For some reason, many writers feel the need to use time travel in their stories. I’m not talking about Science Fiction stories, by the way, even writers of so-called literary fiction fall prey to this habit.
Here’s a quick way to see if the book you are currently reading has time travel in it. Turn to the first pages of the book and look for the secret code word… you guessed it. Prologue.
To be honest, I have written my fair share of prologues.
In my opinion, a prologue is just a pre-flashback. Why do people feel the need to conjure their setting or characters, or plot lines in advance of telling their story? Hard to say, but to me it suggests an inability—more likely only a fear of the inability—to set the scene in within the story arc.
But isn’t that like a writer saying to a friend, “…I don’t have the words to tell you how grateful…” or some such? I cringe whenever I hear a writer say such a thing. Yes, yes, I know, it is more of a cultural meme than a true protestation, but still it grates.
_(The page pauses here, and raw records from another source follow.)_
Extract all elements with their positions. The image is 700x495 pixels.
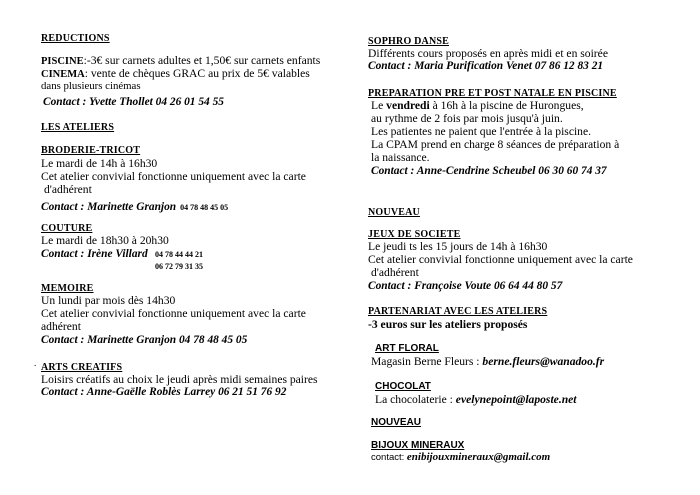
memoire-contact: Contact : Marinette Granjon 04 78 48 45 05 bbox=[41, 334, 248, 346]
bijoux-heading: BIJOUX MINERAUX bbox=[371, 440, 465, 451]
cinema-line bbox=[41, 67, 310, 81]
broderie-line-1: Le mardi de 14h à 16h30 bbox=[41, 157, 158, 170]
arts-heading: ARTS CREATIFS bbox=[41, 362, 123, 373]
memoire-line-1: Un lundi par mois dès 14h30 bbox=[41, 294, 176, 307]
floral-text: Magasin Berne Fleurs : bbox=[371, 355, 483, 368]
cinema-text: : vente de chèques GRAC au prix de 5€ valables bbox=[84, 67, 310, 80]
broderie-line-2: Cet atelier convivial fonctionne uniquement avec la carte bbox=[41, 170, 306, 183]
reductions-heading: REDUCTIONS bbox=[41, 33, 110, 44]
chocolat-email[interactable]: evelynepoint@laposte.net bbox=[455, 393, 577, 406]
arts-line-1: Loisirs créatifs au choix le jeudi après midi semaines paires bbox=[41, 373, 318, 386]
sophro-line-1: Différents cours proposés en après midi et en soirée bbox=[368, 47, 608, 60]
preparation-line-1 bbox=[371, 99, 584, 112]
partenariat-line-1: -3 euros sur les ateliers proposés bbox=[368, 318, 528, 331]
preparation-line-1-pre: Le bbox=[371, 99, 387, 112]
bullet-mark: . bbox=[34, 358, 37, 368]
jeux-line-1: Le jeudi ts les 15 jours de 14h à 16h30 bbox=[368, 240, 548, 253]
floral-heading: ART FLORAL bbox=[375, 343, 439, 354]
sophro-contact: Contact : Maria Purification Venet 07 86 12 83 21 bbox=[368, 60, 604, 72]
piscine-text: :-3€ sur carnets adultes et 1,50€ sur carnets enfants bbox=[83, 54, 321, 67]
couture-line-1: Le mardi de 18h30 à 20h30 bbox=[41, 234, 169, 247]
ateliers-heading: LES ATELIERS bbox=[41, 122, 115, 133]
bijoux-line bbox=[371, 451, 550, 463]
jeux-line-3: d'adhérent bbox=[371, 266, 419, 279]
piscine-line bbox=[41, 54, 320, 68]
jeux-contact: Contact : Françoise Voute 06 64 44 80 57 bbox=[368, 280, 563, 292]
nouveau-label-2: NOUVEAU bbox=[371, 417, 422, 428]
broderie-line-3: d'adhérent bbox=[44, 183, 92, 196]
jeux-heading: JEUX DE SOCIETE bbox=[368, 229, 461, 240]
broderie-contact: Contact : Marinette Granjon bbox=[41, 201, 177, 213]
chocolat-text: La chocolaterie : bbox=[375, 393, 456, 406]
preparation-line-2: au rythme de 2 fois par mois jusqu'à juin. bbox=[371, 112, 563, 125]
preparation-heading: PREPARATION PRE ET POST NATALE EN PISCINE bbox=[368, 88, 617, 99]
couture-phone-2: 06 72 79 31 35 bbox=[155, 262, 203, 271]
preparation-line-5: la naissance. bbox=[371, 151, 430, 164]
couture-heading: COUTURE bbox=[41, 223, 93, 234]
broderie-phone: 04 78 48 45 05 bbox=[180, 203, 229, 212]
memoire-line-2: Cet atelier convivial fonctionne uniquement avec la carte bbox=[41, 307, 306, 320]
broderie-contact-line bbox=[41, 197, 228, 215]
jeux-line-2: Cet atelier convivial fonctionne uniquement avec la carte bbox=[368, 253, 633, 266]
broderie-heading: BRODERIE-TRICOT bbox=[41, 145, 141, 156]
preparation-line-1-post: à 16h à la piscine de Hurongues, bbox=[429, 99, 584, 112]
nouveau-label-1: NOUVEAU bbox=[368, 207, 420, 218]
couture-contact: Contact : Irène Villard bbox=[41, 248, 148, 260]
chocolat-line bbox=[375, 393, 577, 406]
preparation-line-3: Les patientes ne paient que l'entrée à la piscine. bbox=[371, 125, 592, 138]
couture-phone-1: 04 78 44 44 21 bbox=[155, 250, 203, 259]
memoire-heading: MEMOIRE bbox=[41, 283, 94, 294]
piscine-label: PISCINE bbox=[41, 56, 84, 67]
cinema-label: CINEMA bbox=[41, 69, 85, 80]
arts-contact: Contact : Anne-Gaëlle Roblès Larrey 06 21 51 76 92 bbox=[41, 386, 287, 398]
floral-line bbox=[371, 355, 604, 368]
reductions-contact: Contact : Yvette Thollet 04 26 01 54 55 bbox=[43, 96, 224, 108]
sophro-heading: SOPHRO DANSE bbox=[368, 36, 450, 47]
preparation-line-4: La CPAM prend en charge 8 séances de préparation à bbox=[371, 138, 620, 151]
preparation-day: vendredi bbox=[386, 99, 430, 112]
memoire-line-3: adhérent bbox=[41, 320, 81, 333]
preparation-contact: Contact : Anne-Cendrine Scheubel 06 30 60 74 37 bbox=[371, 165, 607, 177]
chocolat-heading: CHOCOLAT bbox=[375, 381, 431, 392]
bijoux-text: contact: bbox=[371, 452, 407, 463]
bijoux-email[interactable]: enibijouxmineraux@gmail.com bbox=[406, 451, 551, 463]
partenariat-heading: PARTENARIAT AVEC LES ATELIERS bbox=[368, 306, 548, 317]
cinema-text-2: dans plusieurs cinémas bbox=[41, 80, 141, 92]
floral-email[interactable]: berne.fleurs@wanadoo.fr bbox=[482, 355, 605, 368]
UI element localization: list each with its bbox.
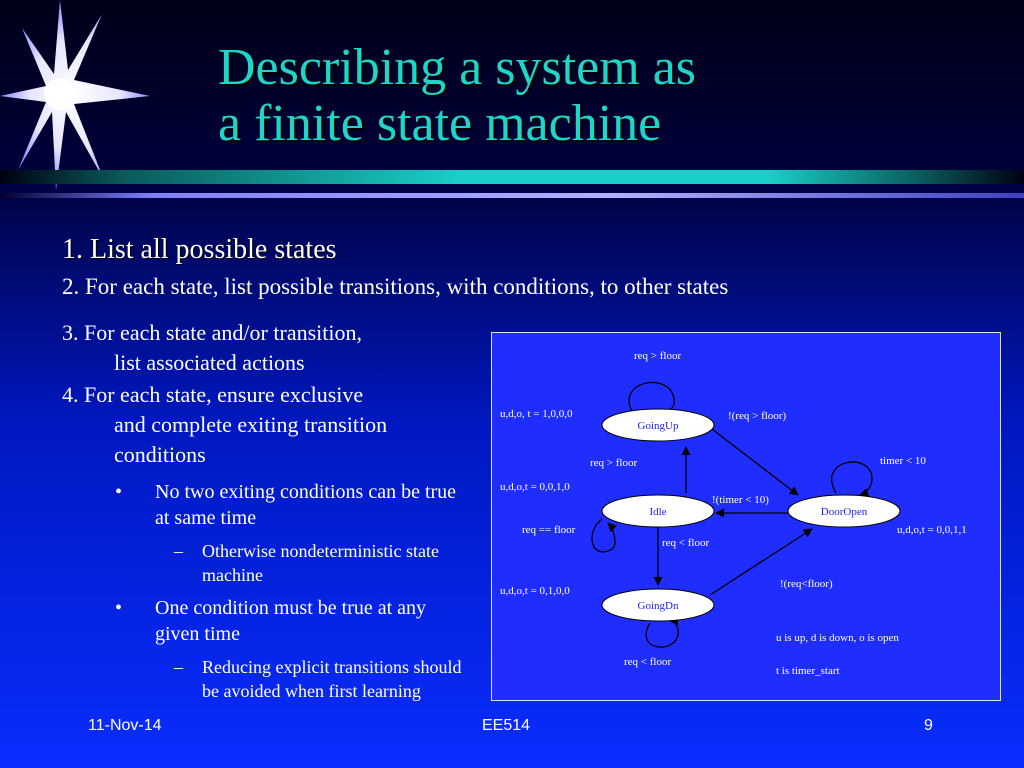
label-door-to-idle: !(timer < 10) xyxy=(712,494,769,506)
slide-title xyxy=(218,40,696,152)
label-idle-to-dn: req < floor xyxy=(662,537,710,549)
sub-bullet-explicit-transitions xyxy=(174,655,482,703)
step-2: 2. For each state, list possible transitions, with conditions, to other states xyxy=(62,274,729,299)
step-4 xyxy=(62,380,472,470)
state-machine-diagram xyxy=(491,332,1001,701)
edge-up-to-door xyxy=(712,429,798,495)
state-going-dn xyxy=(602,589,714,621)
label-idle-actions: u,d,o,t = 0,0,1,0 xyxy=(500,481,570,493)
label-door-self: timer < 10 xyxy=(880,455,926,467)
state-idle xyxy=(602,495,714,527)
dash-marker: – xyxy=(174,541,183,561)
label-dn-to-door: !(req<floor) xyxy=(780,578,833,590)
label-up-to-door: !(req > floor) xyxy=(728,410,787,422)
label-up-self: req > floor xyxy=(634,350,682,362)
state-label: DoorOpen xyxy=(820,506,868,518)
step-3-line-1: 3. For each state and/or transition, xyxy=(62,320,362,345)
edge-idle-self xyxy=(592,519,615,552)
edge-dn-self xyxy=(646,621,678,647)
state-door-open xyxy=(788,495,900,527)
label-dn-actions: u,d,o,t = 0,1,0,0 xyxy=(500,585,570,597)
sub-bullet-nondeterministic xyxy=(174,539,482,587)
state-going-up xyxy=(602,409,714,441)
state-label: GoingDn xyxy=(637,600,679,612)
bullet-exclusive xyxy=(115,479,475,531)
step-4-line-3: conditions xyxy=(114,442,206,467)
footer-page-number: 9 xyxy=(924,717,933,734)
label-idle-to-up: req > floor xyxy=(590,457,638,469)
label-door-actions: u,d,o,t = 0,0,1,1 xyxy=(897,524,967,536)
step-3-line-2: list associated actions xyxy=(114,350,305,375)
bullet-complete xyxy=(115,595,475,647)
label-dn-self: req < floor xyxy=(624,656,672,668)
title-line-1: Describing a system as xyxy=(218,39,697,96)
footer-date: 11-Nov-14 xyxy=(88,717,162,734)
step-1: 1. List all possible states xyxy=(62,234,337,265)
title-line-2: a finite state machine xyxy=(218,95,662,152)
footer-course: EE514 xyxy=(482,717,531,734)
state-label: GoingUp xyxy=(637,420,679,432)
edge-door-self xyxy=(832,462,872,495)
title-divider xyxy=(0,170,1024,184)
label-up-actions: u,d,o, t = 1,0,0,0 xyxy=(500,408,573,420)
sparkle-star-icon xyxy=(0,0,150,190)
sub-bullet-text: Reducing explicit transitions should be avoided when first learning xyxy=(202,657,462,701)
bullet-marker: • xyxy=(115,597,123,619)
legend-line-1: u is up, d is down, o is open xyxy=(776,632,899,644)
state-label: Idle xyxy=(649,506,667,518)
dash-marker: – xyxy=(174,657,183,677)
step-4-line-2: and complete exiting transition xyxy=(114,412,388,437)
step-3 xyxy=(62,318,472,378)
bullet-text: No two exiting conditions can be true at same time xyxy=(155,481,457,529)
sub-bullet-text: Otherwise nondeterministic state machine xyxy=(202,541,439,585)
bullet-text: One condition must be true at any given time xyxy=(155,597,427,645)
edge-up-self xyxy=(629,382,674,413)
step-4-line-1: 4. For each state, ensure exclusive xyxy=(62,382,364,407)
title-divider-thin xyxy=(0,193,1024,198)
bullet-marker: • xyxy=(115,481,123,503)
legend-line-2: t is timer_start xyxy=(776,665,840,677)
label-idle-self: req == floor xyxy=(522,524,576,536)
For this same reason flashbacks, or the less conventional flash-forwards should be avoided. They are a crutch. A kind of saying, “Oh! Wait, I forgot. Let me jump out of the normal timeline to remind you of something…”
For the sake of flow, learning to tell your whole story within the self-assigned confines of your plot is the key.
OK, OK… yes. There are times when being clever gets points. The movie Inception—a very well-written and compelling piece—uses a type of time-travel, time dilation as a major plot piece. See? It makes sense to use “time travel” in a story about time travel.
Today’s challenge is to tell on yourself. No, you don’t need to confess here on UhW. Confessing to yourself is good enough.
Are you an inveterate time traveler? …or have you learned to tell your story as Lewis Carroll would say, by “…starting at the beginning and going through to the end…”? And, if you are somewhere in-between, where will you go from here?